Wednesday 28 June 2006

The philosopher Fernando Savater on the fate of the printed page, from La Stampa, 28 June. According to the Wikipedia he is a “Spanish philosopher and essayist most famous for his popular books on ethics and his newspaper articles. Presently he is Philosophy professor at the Complutense University of Madrid.”

Books don’t die if they run, travel and cross the seas

Walking down the main street of Hay-on-Wye I started thinking about the strange, vagabond destiny of books. “Fata sunt belli” said — if my clumsy Latin doesn’t deceive me — the classics, before the birth of our language: minor and even great books have, each one, their own destiny, their idiosyncratic coming and going, written in the fatal twinkling of certain stars. They are the ones to determine (I still use metaphor, but I’m not superstitious yet) the direct or collateral feelings that these pages will engender, their marginalisation or their success — sometimes both, in different times — and also the multiplication of their interpretations. Or oblivion, pious and atrocious.

Hay-on-Wye is a small town in the English county of Herefordshire, in that green and pleasantly ordered border land next to Wales. A community of less than 1,500 inhabitants that boasts the amazing existence of around 50 bookshops, which are almost exclusively dedicated to antique and used books, at second- or third-hand.

It’s not a cemetery of literary elephants because books well looked-after don’t die even if they pass through many hands but, on the contrary, become richer and grow: like lovers who have loved too much… For over 10 years Hay has been home to a literary festival at which writers speak openly with their readers, poets declaim and scientists explain their theories, you can meet Nobel Prize-winners next to politicians or authors of bestsellers, and books, the most vigorous and technically advanced tool invented by humans, are celebrated in all possible ways. How many subjects can you write something about! Because a bookshop (or a library) is like a pharmacy: you can find legible remedies to all the ills of mankind, from ignorance to sorrow, and also magic potions that provide knowledge, happiness or erotic stimulation. And we must admit that there are also poisons…

I walked, therefore, along the main street of Hay on that sunny, balmy June morning thinking of the books that run, travel, fly and cross the seas. And the last occurrence of the show, that took place in January in Cartagena delle Indie, occurred to me. I forgot to say that, now, the literary event at Hay has “branches” in other cities, like the one in this Columbian town or, in the near future, in Segovia in Spain. During the festival of Cartagena I didn’t restrict myself to enjoying the justly famous tourist attractions of the place, but I also went to visit a school in the Nelson Mandela colony, a very poor sector that the tourist in search of beaches or colonial beauty has scarce interest in visiting. The heat was tremendous, but there was no running water: two or three times a week a water-truck arrived.

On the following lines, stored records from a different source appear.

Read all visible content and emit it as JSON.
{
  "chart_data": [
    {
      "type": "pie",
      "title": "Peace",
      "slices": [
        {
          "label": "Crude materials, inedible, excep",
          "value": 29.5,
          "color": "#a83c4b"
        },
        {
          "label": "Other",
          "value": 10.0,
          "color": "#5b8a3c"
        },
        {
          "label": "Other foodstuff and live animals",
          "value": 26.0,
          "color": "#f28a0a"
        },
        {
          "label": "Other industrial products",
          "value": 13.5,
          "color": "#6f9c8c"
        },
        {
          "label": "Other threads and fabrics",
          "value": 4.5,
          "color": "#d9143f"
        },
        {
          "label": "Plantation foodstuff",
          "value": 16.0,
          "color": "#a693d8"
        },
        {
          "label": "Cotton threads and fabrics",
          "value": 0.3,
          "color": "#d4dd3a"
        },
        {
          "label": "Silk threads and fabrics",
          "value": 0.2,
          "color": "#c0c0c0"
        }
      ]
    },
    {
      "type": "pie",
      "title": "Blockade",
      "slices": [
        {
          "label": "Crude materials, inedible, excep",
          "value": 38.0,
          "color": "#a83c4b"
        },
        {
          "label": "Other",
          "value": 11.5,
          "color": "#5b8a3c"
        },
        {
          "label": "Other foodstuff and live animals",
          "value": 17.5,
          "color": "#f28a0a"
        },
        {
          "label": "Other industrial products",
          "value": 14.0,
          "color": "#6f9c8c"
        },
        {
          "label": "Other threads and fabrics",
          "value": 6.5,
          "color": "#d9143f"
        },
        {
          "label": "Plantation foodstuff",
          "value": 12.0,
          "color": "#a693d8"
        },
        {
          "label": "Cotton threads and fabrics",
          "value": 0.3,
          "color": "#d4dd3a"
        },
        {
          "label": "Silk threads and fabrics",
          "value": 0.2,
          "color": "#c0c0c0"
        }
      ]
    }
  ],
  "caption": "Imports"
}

My guides showed me the shanties people live in, constructed from precarious and unmatched materials, and said: “See? These houses are made from ‘paroy’.” I could not understand what material they were referring to and, then, they explained: “We call them that because they’re “of today” (‘para hoy,’ in Spanish — ed.): tomorrow, perhaps, they’ll no longer be standing.” There were no macadam roads, no footpaths: they got to school in any way they could. The teachers hadn’t been paid for six months, but they overflowed with enthusiasm: they reminded me of those medieval monks who, on land sacked by barbarians, copied and watched their manuscripts in which was enshrined a defeated culture but one that would one day return to flower.

And here are the children: with dark skin or light, rippling with laughter, free, curious. They asked me about everything, with laughter and without cease: where I lived, what time I usually prefer to write, how I came up with ideas and whether I was engaged. Then they started dancing to show me how happy they were to be there. I was hardly able to utter a few words because I was overcome with emotion and — I have to say it — admiration. How exultant it was, that happiness, able to throw down walls of egotism and blindness! They needed everything, but they deserved much more. I noticed, at a certain point, that they had some copies of my books on their desks, tortured by long use but raised, even, to unmerited glory thanks to the benediction of so many little black hands. And I felt ridiculously proud.

For once it seemed to me that not everything was vanity or habit, that I could give something, offer a service where it was needed. A feeling that I had felt, at another time, in Guatemala while visiting a small bus that had been transformed into a movable library and I came across one of my works. Or when a colleague at the university showed me the photograph of the very modest house of a student in Guinea in which I had stayed one night: I glimpsed, on a shelf, the back of another of my works.

Launched on the ocean of uncertainty all these books whose limitations I know too well — a mixture of perplexity, ideas and dreams — had finally arrived home. I wish that you, brother readers, and also that I — seeing that our destiny is to be travellers and to never know the place that only occasionally we occupy — obtain, on the last day, a comfortable and useful corner in the great library of the universe.